> The issue is essentially that the System inherits from MemObject, and placing 
> a system = Param.System(...) in MemObject creates a cycle. params/System.hh 
> ends up including MemObject.hh and vice versa. I have tried a number of 
> permutations of forward declarations etc using the cxx_predecls vs swig_decls 
> for the System/MemObject but not managed to solve it so far. It is starting 
> to look pretty nasty, but I will keep on going and see if I can solve the 
> circular dependency this creates in a decent way.
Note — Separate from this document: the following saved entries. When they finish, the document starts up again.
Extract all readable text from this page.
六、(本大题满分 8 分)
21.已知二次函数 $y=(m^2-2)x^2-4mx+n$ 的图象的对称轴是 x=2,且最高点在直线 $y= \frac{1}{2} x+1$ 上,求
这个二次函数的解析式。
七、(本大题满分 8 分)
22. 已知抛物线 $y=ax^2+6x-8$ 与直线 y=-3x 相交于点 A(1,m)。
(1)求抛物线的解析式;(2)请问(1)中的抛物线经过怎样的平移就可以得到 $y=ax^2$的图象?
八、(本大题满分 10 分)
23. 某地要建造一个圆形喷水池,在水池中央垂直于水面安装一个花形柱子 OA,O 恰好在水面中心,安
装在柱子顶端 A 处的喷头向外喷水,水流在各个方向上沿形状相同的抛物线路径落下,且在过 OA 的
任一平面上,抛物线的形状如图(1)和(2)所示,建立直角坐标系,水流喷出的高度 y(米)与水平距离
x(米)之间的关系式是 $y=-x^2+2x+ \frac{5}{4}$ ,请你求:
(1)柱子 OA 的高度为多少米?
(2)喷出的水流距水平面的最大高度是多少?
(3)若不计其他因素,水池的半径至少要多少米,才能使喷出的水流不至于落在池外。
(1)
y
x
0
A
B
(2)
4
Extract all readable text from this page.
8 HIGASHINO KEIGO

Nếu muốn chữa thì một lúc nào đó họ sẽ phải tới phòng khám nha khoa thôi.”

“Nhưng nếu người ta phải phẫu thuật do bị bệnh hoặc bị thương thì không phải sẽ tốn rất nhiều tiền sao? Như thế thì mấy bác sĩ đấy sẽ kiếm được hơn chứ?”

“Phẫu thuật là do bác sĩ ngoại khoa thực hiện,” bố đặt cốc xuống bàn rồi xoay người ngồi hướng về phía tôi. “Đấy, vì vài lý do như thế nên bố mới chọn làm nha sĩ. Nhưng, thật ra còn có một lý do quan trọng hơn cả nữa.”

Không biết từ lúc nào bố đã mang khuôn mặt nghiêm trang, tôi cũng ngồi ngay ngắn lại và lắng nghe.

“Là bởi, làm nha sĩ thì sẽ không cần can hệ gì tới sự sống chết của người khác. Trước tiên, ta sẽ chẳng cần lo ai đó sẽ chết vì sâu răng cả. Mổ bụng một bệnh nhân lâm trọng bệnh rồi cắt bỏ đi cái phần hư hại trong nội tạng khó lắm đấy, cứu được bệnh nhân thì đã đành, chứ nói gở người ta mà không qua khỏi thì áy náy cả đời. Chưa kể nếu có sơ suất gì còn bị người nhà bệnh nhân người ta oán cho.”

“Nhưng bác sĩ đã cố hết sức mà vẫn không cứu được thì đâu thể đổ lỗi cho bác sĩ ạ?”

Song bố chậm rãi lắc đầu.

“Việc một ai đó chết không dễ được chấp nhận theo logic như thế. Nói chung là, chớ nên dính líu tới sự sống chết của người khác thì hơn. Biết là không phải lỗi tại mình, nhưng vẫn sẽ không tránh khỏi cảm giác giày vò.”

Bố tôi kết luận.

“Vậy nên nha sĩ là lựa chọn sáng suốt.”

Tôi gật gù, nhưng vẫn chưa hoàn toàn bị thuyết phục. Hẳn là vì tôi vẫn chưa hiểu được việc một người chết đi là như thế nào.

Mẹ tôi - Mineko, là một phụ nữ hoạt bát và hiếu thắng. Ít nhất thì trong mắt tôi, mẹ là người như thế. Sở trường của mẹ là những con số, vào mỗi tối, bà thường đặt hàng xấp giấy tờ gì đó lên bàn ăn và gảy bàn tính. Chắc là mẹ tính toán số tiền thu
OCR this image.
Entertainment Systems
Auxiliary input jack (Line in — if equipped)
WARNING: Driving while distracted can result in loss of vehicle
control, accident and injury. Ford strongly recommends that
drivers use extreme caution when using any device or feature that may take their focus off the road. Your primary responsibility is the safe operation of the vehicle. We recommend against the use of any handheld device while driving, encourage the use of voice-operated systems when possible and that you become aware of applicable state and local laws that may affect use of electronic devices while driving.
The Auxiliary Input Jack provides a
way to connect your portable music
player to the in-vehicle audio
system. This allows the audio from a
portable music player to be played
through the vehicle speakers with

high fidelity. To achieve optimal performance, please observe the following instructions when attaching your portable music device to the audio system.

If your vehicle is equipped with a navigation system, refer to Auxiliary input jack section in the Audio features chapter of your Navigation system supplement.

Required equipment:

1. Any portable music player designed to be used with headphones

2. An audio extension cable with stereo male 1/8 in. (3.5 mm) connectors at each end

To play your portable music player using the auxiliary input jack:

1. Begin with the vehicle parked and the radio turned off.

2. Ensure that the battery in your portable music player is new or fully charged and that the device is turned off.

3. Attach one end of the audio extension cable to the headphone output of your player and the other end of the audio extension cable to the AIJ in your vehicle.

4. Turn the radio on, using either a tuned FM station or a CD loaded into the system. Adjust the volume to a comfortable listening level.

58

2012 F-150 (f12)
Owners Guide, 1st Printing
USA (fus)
The standard way of doing this is to break the cycle in C++.  The
reason you have a cycle (I believe) is that System has the physmem
parameter and the memories parameter which are both PhysicalMemory
objects which are in turn MemObjects.  So, to do this the standard
way, you'd put the system = Param.System stuff into MemObject and
remove the physmem and memories parameters from System.  Then in C++
during the constructor of PhysicalMemory, you'd call
params()->system->registerPhysicalMemory  (you'd have to write that
function).  The only hangup I see is that physmem is only one of
potentially many PhysicalMemory Objects, so to make this work, you'd
probably have to add a boolean parameter to PhysicalMemory that's like
system_memory so that one object would get written back.

It may just be better to allow cycles and enforce a more rigorous
split between the constructors and init() (which I've wanted to do for
a long time), but that's a much more complicated fix.  Something else
that would be possible and would make things easier for this sort of
thing would be to add support for traversing the object tree in C++.
It probably wouldn't be all that difficult.